The International Monetary Fund (IMF), at long last, is becoming a much more open institution. Gone are the days when the institution acted as a handmaiden of Western—and mainly US—economic orthodoxy. It is even throwing a gauntlet down to the mighty US Federal Reserve, questioning the effects its constant monetary boosting have on the rest of the world.

Given that IMF is the key arbiter on many key issues of global finance and economics, and hence also over global fairness and equity, this is to be greatly welcomed. Over the past decade, the reform debate had centred mainly on giving emerging market countries more voting power, by commensurably reducing the voting shares of the ‘rich’ world.

Given global economic dynamics, this adjustment is of course long overdue.
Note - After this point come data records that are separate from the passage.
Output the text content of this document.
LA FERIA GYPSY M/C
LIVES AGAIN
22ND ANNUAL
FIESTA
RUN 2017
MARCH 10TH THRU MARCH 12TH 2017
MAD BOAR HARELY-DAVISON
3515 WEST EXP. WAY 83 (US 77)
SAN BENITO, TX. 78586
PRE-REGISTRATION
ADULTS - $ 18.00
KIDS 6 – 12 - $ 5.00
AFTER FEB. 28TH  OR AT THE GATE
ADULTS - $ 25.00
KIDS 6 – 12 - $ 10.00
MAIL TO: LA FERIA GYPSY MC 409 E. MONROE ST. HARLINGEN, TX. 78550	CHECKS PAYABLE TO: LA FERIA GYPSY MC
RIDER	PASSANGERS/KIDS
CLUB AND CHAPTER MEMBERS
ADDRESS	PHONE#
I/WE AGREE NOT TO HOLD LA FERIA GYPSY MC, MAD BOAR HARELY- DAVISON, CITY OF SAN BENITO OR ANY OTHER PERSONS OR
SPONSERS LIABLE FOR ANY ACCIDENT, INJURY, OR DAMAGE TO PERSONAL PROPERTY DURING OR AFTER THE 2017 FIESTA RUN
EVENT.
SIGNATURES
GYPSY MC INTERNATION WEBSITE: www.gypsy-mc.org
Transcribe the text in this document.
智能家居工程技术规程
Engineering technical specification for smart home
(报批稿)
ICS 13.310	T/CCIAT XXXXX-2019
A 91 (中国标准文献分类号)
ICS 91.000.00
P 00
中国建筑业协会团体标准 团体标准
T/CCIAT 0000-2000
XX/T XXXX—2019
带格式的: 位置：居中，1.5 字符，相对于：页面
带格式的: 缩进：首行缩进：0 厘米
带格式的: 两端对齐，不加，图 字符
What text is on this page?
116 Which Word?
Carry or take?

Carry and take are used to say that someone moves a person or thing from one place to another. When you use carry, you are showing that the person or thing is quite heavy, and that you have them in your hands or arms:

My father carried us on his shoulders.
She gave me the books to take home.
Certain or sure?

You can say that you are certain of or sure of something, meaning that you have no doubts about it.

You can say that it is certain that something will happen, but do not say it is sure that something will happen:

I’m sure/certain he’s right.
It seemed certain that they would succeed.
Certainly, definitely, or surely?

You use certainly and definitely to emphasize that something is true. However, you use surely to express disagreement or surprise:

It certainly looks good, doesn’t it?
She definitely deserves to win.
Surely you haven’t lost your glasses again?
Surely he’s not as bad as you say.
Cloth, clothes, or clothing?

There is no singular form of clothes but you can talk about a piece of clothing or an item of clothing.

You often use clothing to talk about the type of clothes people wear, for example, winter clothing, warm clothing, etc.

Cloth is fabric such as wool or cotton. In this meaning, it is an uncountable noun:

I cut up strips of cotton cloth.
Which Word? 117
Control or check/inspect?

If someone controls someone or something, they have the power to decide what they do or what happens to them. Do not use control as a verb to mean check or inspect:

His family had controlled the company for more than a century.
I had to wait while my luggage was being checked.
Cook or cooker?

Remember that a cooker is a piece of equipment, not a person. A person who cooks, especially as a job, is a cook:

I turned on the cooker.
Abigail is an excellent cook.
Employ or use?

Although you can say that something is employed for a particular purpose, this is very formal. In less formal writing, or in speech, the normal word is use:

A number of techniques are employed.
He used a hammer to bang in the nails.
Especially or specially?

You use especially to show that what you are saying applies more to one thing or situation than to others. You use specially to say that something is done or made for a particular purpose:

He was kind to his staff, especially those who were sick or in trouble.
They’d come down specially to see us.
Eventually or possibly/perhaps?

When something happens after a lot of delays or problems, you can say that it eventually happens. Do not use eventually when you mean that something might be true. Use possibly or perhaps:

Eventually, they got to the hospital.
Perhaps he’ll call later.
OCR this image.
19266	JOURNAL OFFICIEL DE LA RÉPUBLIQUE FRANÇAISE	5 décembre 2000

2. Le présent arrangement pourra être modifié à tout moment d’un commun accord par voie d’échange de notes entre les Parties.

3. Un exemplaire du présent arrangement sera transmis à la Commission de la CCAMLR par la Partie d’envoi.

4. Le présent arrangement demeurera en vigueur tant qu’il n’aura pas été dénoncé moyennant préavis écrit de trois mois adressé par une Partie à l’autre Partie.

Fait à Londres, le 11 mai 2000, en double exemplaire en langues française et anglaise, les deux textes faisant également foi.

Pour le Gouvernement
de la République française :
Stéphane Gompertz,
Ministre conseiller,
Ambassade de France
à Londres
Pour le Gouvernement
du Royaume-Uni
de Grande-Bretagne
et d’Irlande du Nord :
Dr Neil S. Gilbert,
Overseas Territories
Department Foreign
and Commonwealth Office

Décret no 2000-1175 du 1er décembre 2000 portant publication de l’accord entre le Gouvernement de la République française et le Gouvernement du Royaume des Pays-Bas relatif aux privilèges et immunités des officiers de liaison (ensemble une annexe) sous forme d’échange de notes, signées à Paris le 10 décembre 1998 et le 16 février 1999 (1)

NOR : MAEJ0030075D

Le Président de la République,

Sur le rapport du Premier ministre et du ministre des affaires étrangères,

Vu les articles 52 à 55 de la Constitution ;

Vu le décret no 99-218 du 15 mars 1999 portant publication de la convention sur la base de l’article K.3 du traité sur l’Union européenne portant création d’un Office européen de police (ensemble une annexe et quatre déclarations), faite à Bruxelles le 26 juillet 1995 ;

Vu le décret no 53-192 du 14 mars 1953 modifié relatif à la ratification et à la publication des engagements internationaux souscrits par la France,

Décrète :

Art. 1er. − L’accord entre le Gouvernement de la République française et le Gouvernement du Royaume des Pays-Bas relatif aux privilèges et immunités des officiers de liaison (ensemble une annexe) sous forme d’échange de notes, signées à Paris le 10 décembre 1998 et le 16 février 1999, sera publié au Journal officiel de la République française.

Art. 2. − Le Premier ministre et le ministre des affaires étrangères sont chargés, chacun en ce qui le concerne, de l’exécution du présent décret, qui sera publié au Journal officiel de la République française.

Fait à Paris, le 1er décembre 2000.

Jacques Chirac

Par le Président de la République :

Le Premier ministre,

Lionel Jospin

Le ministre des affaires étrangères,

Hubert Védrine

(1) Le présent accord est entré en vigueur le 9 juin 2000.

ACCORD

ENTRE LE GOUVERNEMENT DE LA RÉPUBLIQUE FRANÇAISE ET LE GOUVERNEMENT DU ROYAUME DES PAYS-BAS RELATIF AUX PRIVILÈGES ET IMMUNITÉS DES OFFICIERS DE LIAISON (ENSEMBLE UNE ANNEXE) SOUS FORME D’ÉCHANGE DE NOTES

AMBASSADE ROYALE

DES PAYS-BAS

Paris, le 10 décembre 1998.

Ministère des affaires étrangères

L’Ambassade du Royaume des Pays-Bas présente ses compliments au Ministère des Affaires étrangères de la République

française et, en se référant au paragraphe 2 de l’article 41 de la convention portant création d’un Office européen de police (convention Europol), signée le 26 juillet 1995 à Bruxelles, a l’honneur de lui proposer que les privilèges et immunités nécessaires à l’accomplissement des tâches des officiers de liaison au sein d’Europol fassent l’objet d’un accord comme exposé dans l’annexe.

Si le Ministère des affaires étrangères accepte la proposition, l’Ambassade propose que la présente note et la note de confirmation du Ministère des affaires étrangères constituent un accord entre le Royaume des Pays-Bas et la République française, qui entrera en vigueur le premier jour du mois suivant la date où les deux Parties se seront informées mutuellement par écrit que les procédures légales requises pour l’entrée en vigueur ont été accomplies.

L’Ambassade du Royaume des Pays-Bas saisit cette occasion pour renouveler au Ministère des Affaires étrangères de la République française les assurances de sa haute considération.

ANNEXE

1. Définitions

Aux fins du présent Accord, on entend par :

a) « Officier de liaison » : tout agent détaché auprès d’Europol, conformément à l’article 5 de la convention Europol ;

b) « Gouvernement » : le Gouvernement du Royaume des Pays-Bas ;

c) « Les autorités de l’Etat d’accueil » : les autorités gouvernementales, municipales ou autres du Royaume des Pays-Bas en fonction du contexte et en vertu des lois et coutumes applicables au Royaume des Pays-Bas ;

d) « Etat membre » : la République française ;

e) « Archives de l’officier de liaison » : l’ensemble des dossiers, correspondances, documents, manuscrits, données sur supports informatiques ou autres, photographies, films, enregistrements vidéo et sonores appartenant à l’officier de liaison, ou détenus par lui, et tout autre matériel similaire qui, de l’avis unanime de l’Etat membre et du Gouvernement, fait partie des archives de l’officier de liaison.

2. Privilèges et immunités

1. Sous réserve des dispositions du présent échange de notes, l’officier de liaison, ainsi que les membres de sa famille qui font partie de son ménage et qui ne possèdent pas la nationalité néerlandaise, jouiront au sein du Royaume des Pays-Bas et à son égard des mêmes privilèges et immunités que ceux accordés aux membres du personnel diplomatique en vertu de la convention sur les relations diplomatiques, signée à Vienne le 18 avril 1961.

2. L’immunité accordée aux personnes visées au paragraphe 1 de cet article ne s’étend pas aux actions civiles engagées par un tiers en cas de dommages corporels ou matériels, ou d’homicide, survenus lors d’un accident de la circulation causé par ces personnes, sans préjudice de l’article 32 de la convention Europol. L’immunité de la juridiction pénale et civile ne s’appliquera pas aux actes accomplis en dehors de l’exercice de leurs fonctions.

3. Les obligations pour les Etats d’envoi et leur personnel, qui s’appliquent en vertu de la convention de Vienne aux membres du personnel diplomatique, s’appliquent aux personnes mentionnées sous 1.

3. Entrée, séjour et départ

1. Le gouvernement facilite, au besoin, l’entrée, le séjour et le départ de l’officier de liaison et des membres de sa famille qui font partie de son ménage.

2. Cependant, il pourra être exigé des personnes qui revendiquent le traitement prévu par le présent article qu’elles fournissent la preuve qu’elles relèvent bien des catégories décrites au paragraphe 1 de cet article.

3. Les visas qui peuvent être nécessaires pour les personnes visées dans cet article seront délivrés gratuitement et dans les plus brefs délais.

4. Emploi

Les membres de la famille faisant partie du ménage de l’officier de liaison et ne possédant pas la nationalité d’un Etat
One clear indication is that the Fund’s senior-level staff has become much less American and less European. But now, the first substantive consequences of these shifts are beginning to emerge.

The frontline of this fight is the IMF’s Research Department, where old school guys (yes, mostly guys) and rich country governments battle the new thinkers. Take, for example, the Fed’s recent QE3 announcement. From a US perspective, the big boost of the money supply is intended to stimulate economic growth—and therefore job creation—at home.

The extent to which these measures actually achieve that goal continues to be the subject matter of much controversy even in the US itself. What is not controversial is that these measures can have a negative impact on emerging market countries. Policymakers there would generally all agree that it is important to have a growth-oriented US economy.

But there is growing concern as to whether US authorities are not increasingly poking in the dark with their policy measures. QE3 has mainly boosted the stock market, not the real economy, and even the stock market effect is wearing off.

Either way, emerging market countries are no longer willing to acquiesce. Brazil has stepped forward to lead the defence. That has had many US policymakers upset. Perhaps not so surprisingly, it has also generated a lot of negative press about the country in US media.

Enter the now more open-minded IMF. As Boston University professor Kevin P Gallagher has documented, it has issued a whole range of reports that all cast a critical eye on the spillover effects that quantitative easing in the US has on emerging market economies.